The passing of the Setting Every Community Up for Retirement Enhancement Act of 2019 (the SECURE Act) at the end of 2019 included significant changes impacting qualified retirement plans. In fact, the retirement plan industry has not seen such extensive changes in one act since the passing of the Pension Protection Act in 2006. President Trump signed the SECURE Act on December 20, 2019, with most provisions containing effective dates of January 1, 2020. Luckily, plan sponsors have until December 31, 2022 to adopt a retroactive amendment to reflect the operational changes of most provisions. Some notable changes included in Title I of the SECURE Act, which is titled “Expanding and Preserving Retirement Savings,” are outlined below.

  • Increase in 10% cap for automatic enrollment safe harbor after 1st plan year – A Qualified Automatic Contribution Arrangement (QACA) is a safe harbor plan that includes an automatic enrollment feature that automatically enrolls any eligible employee that fails to make an affirmative enrollment election at a specified deferral rate. The plan’s default deferral rate must start at no less than 3% and increase at least 1% annually to no less than 6%, but the automatic escalation of the deferral rule can be higher. The SECURE Act modifies the automatic enrollment safe harbor to raise the automatic escalation cap from 10% to 15% of pay. This increase could help plan sponsors that want to encourage increased employee contributions and retirement savings. This is effective for plan years beginning after December 31, 2019.
  • Ability to implement nonelective safe harbor provision mid-year – Previously, the IRS has limited the ability of a 401(k) plan sponsor to implement safe harbor provisions during the plan year. The SECURE Act permits plan sponsors to switch to a safe harbor 401(k) plan with nonelective contributions at any time before the 30th day before the close of the plan year. Amendments after that time would be allowed if the amendment provides (1) a nonelective contribution of at least 4% of compensation (rather than at least 3%) for all eligible employees for that plan year, and (2) the plan is amended no later than the last day for distributing excess contributions for the plan year, which would be the close of the following plan year. This provision allows plan sponsors greater flexibility in implementing a safe harbor plan. This is effective for plan years beginning after December 31, 2019.

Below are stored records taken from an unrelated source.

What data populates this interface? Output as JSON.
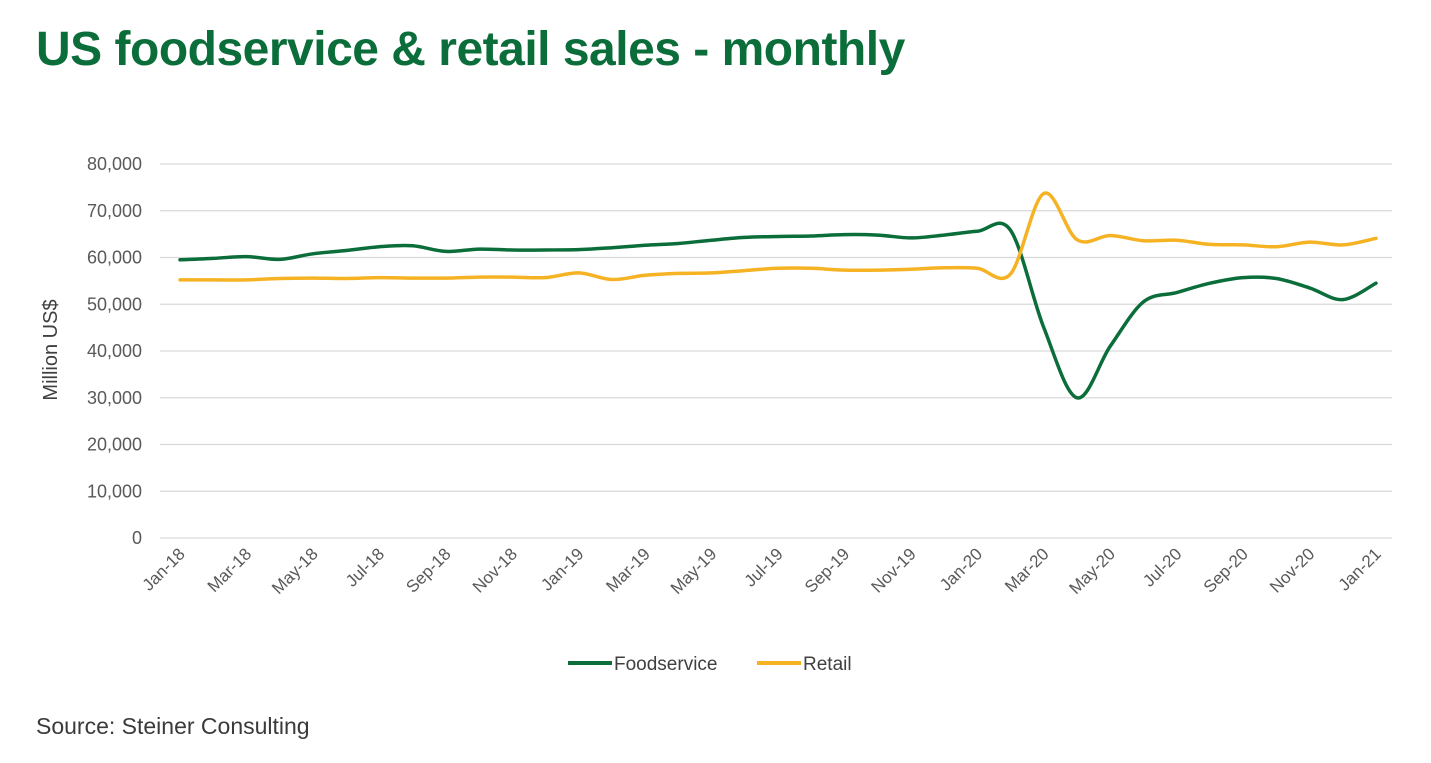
{
  "chart_data": {
    "type": "line",
    "title": "US foodservice & retail sales - monthly",
    "ylabel": "Million US$",
    "xlabel": "",
    "ylim": [
      0,
      80000
    ],
    "yticks": [
      0,
      10000,
      20000,
      30000,
      40000,
      50000,
      60000,
      70000,
      80000
    ],
    "ytick_labels": [
      "0",
      "10,000",
      "20,000",
      "30,000",
      "40,000",
      "50,000",
      "60,000",
      "70,000",
      "80,000"
    ],
    "grid": true,
    "legend": "bottom",
    "categories": [
      "Jan-18",
      "Feb-18",
      "Mar-18",
      "Apr-18",
      "May-18",
      "Jun-18",
      "Jul-18",
      "Aug-18",
      "Sep-18",
      "Oct-18",
      "Nov-18",
      "Dec-18",
      "Jan-19",
      "Feb-19",
      "Mar-19",
      "Apr-19",
      "May-19",
      "Jun-19",
      "Jul-19",
      "Aug-19",
      "Sep-19",
      "Oct-19",
      "Nov-19",
      "Dec-19",
      "Jan-20",
      "Feb-20",
      "Mar-20",
      "Apr-20",
      "May-20",
      "Jun-20",
      "Jul-20",
      "Aug-20",
      "Sep-20",
      "Oct-20",
      "Nov-20",
      "Dec-20",
      "Jan-21"
    ],
    "tick_labels": [
      "Jan-18",
      "Mar-18",
      "May-18",
      "Jul-18",
      "Sep-18",
      "Nov-18",
      "Jan-19",
      "Mar-19",
      "May-19",
      "Jul-19",
      "Sep-19",
      "Nov-19",
      "Jan-20",
      "Mar-20",
      "May-20",
      "Jul-20",
      "Sep-20",
      "Nov-20",
      "Jan-21"
    ],
    "series": [
      {
        "name": "Foodservice",
        "color": "#0b6e3a",
        "values": [
          59500,
          59800,
          60200,
          59600,
          60800,
          61500,
          62300,
          62500,
          61300,
          61800,
          61600,
          61600,
          61700,
          62100,
          62600,
          63000,
          63700,
          64300,
          64500,
          64600,
          64900,
          64800,
          64200,
          64800,
          65600,
          65800,
          45000,
          30000,
          41000,
          50500,
          52500,
          54500,
          55700,
          55500,
          53500,
          51000,
          54500
        ]
      },
      {
        "name": "Retail",
        "color": "#f5b324",
        "values": [
          55200,
          55200,
          55200,
          55500,
          55600,
          55500,
          55700,
          55600,
          55600,
          55800,
          55800,
          55700,
          56700,
          55300,
          56200,
          56600,
          56700,
          57200,
          57700,
          57700,
          57300,
          57300,
          57500,
          57800,
          57700,
          56500,
          73700,
          63800,
          64700,
          63600,
          63700,
          62800,
          62700,
          62300,
          63300,
          62700,
          64100
        ]
      }
    ]
  },
  "source": "Source: Steiner Consulting"
}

  • Long-term part-time employee eligibility for 401(k) plans – Under the old law, employers generally may have excluded part-time employees who work less than 1,000 hours per year. Except in the case of collectively bargained plans, the SECURE Act will require employers to have a dual eligibility requirement in which an employee must complete either one year of service (1,000 hours) or three consecutive years of service with at least 500 hours. The SECURE Act does not mandate that employers provide these part-time employees with employer contributions or count them for purposes of nondiscrimination testing. This applies to plan years beginning after December 31, 2020, and service beginning before January 1, 2021 shall not be considered.

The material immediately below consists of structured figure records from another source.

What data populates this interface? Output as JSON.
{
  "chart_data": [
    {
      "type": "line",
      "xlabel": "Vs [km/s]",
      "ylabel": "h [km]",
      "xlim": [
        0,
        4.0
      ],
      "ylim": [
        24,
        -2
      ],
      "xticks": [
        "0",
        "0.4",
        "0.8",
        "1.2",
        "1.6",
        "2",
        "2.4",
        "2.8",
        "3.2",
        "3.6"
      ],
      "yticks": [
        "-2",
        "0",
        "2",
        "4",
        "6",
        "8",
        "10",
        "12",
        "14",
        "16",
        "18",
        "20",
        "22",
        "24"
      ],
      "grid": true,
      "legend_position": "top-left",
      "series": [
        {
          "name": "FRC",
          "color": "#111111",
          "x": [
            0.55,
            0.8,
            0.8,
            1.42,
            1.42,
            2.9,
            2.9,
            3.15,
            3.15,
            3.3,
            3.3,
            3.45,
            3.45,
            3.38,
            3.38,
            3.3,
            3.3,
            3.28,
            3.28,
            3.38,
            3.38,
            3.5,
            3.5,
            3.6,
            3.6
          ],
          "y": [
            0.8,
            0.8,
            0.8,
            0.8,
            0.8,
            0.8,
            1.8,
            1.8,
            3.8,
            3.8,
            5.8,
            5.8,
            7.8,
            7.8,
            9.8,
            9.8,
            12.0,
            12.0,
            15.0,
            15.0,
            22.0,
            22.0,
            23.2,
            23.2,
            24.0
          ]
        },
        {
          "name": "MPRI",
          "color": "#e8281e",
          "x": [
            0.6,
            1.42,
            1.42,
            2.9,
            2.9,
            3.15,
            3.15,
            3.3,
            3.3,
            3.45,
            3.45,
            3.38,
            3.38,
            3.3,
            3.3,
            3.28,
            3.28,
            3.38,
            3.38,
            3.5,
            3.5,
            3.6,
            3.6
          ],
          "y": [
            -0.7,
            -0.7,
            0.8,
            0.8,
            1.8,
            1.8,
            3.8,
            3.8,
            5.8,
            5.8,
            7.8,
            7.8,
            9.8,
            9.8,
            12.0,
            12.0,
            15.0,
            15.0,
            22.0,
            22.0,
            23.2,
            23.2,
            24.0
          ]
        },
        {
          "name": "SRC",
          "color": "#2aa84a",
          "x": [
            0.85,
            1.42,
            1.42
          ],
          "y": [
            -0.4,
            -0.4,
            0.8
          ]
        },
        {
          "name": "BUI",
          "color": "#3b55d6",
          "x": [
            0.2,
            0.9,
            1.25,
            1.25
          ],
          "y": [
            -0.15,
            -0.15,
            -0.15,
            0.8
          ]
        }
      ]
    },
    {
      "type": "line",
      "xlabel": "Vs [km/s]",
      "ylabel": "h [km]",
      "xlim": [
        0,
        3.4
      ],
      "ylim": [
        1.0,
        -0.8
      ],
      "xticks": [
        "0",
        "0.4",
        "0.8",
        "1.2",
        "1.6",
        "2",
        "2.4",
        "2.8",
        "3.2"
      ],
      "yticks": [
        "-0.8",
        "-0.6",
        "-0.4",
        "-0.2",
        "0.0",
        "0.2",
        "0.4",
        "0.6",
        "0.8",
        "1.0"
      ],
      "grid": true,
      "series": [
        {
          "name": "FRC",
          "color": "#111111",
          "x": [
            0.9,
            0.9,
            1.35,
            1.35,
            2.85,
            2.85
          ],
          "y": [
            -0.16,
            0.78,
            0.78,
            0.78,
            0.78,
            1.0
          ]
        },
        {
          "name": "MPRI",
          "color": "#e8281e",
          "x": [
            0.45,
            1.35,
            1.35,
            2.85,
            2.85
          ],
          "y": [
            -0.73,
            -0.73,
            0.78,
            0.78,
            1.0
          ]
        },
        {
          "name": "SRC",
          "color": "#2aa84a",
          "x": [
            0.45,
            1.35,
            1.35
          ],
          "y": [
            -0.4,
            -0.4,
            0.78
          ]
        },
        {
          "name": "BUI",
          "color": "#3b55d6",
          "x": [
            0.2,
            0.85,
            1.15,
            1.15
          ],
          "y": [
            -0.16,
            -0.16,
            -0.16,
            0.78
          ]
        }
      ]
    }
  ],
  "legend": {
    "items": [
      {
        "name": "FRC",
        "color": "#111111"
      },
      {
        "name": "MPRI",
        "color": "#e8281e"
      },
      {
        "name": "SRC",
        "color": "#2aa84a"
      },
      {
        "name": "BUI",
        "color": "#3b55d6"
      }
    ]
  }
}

  • Increase in age for required minimum distributions – Under the previous minimum required distribution rules, participants who have terminated employment were generally required to begin taking distributions from their retirement plan at age 70-1/2. The SECURE Act raises the age to 72 for individuals who reach age 70-1/2 after December 31, 2019. One of the most common failures for qualified retirement plans is the failure to timely make required minimum distributions. The required age was originally implemented to ensure that individuals spend their retirement savings during their lifetime and not use their retirement plan for estate planning purposes to transfer wealth to beneficiaries. The age 70-1/2 was first applied in the early 1960s and has never been adjusted to consider increases in life expectancy. Even with the added delay, plan sponsors should be diligent in reviewing their required minimum distribution processes as the rules continue to be a major issue in Department of Labor investigations and IRS audits.

Additional provisions included in Title I of the SECURE Act include eliminating the safe harbor notice requirement for nonelective contributions and allowing penalty-free withdrawals for individuals in case of birth or adoption expenses up to $5,000. These provisions are effective for plan years after December 31, 2019. The SECURE Act also prohibits the issuance of plan loans through credit cards or similar arrangements, which applies to loans made after the date the SECURE Act was enacted.

Overall, the provisions adopted in Title I of the SECURE Act provide more opportunity for employees to expand and preserve their retirement savings. The SECURE Act will require action on the part of plan sponsors to make any necessary administrative changes, notify participants of any changes to the plan, and to make retroactive amendments by the deadline. Plan sponsors should discuss these changes with their retirement plan professional to ensure compliance.